Sebagai solusi, kita harus banyak belajar dari Presiden ke-4, KH. Abdurrahman Wahid atau lebih dikenal dengan sebutan Gus Dur. Sikap Bapak Pluralisme Indonesia yang menganjurkan keterbukaan dalam beriman. Sikap melindungi terhadap minoritas sebagai wujud kesalehan yang nyata, sesuai dengan teks-teks suci Islam. Gus Dur juga mengajukan tesis bahwa pengalaman individu seseorang tidak akan pernah sama dengan orang lain. Oleh karenanya, Gus Dur menganjurkan agar kita senantiasa toleran terhadap pandangan orang lain.

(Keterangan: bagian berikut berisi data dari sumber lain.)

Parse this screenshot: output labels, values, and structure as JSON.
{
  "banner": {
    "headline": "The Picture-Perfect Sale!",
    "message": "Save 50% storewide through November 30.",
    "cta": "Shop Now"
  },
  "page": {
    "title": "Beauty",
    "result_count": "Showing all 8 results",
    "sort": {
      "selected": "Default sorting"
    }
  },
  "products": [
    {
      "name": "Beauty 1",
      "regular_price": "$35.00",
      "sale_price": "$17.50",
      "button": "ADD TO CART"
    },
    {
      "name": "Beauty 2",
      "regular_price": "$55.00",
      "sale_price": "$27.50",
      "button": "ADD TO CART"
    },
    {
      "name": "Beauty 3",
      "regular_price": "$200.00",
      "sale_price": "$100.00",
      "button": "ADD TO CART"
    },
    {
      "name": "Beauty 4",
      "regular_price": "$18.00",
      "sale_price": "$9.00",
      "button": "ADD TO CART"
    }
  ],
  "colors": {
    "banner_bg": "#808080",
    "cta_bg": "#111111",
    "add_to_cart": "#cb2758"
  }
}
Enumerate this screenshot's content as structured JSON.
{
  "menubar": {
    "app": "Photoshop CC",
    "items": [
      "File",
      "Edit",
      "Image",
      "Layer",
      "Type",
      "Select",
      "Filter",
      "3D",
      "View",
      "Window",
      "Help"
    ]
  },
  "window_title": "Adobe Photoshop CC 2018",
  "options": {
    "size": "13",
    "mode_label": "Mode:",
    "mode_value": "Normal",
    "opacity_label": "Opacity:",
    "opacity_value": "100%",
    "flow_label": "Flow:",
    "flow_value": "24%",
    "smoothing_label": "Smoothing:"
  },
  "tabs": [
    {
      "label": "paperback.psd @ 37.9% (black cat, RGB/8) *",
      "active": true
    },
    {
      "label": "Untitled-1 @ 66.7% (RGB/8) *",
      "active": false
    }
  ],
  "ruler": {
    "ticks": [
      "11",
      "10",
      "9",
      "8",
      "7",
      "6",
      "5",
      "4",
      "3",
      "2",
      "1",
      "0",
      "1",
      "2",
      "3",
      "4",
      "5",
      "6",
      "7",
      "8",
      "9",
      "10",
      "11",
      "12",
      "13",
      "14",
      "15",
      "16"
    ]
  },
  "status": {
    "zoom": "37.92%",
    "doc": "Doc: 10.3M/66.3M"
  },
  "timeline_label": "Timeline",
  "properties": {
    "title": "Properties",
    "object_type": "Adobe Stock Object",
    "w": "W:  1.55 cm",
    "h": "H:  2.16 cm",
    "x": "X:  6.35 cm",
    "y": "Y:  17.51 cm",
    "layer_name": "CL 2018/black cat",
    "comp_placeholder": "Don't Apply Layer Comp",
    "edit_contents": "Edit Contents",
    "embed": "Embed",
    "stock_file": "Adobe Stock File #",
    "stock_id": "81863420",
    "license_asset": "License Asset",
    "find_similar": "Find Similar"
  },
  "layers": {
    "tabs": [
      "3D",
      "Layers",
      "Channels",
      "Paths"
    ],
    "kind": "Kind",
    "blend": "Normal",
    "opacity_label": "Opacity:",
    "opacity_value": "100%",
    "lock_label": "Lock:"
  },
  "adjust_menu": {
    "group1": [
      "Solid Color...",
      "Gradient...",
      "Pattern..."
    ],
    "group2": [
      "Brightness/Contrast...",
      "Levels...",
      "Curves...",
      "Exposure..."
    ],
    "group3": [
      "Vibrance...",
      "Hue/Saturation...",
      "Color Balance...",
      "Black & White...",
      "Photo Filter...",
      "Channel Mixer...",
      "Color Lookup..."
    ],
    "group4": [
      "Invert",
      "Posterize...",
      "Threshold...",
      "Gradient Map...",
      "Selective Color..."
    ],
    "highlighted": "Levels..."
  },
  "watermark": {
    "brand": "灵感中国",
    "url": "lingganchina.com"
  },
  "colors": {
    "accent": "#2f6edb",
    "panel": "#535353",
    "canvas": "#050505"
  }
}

Seseorang tidak dapat dibenarkan memaksakan pandangannya kepada orang lain, apalagi menggunakan cara-cara kekerasan. Kekerasan hanya diperbolehkan oleh ajaran Islam jika Muslim diusir dari rumah atau tanahnya. Dengan demikian, meningkatkan sikap empati, menghargai perbedaan, menyadari keragaman sebagai keniscayaan, mengayomi minoritas, dan menunjukkan sikap-sikap kesalehan sosial, serta bersikap terbuka dalam iman pada kemajemukan dan kebhinekaan bangsa Indonesia, akan sedikit mengurangi resesi toleransi yang terjadi saat ini.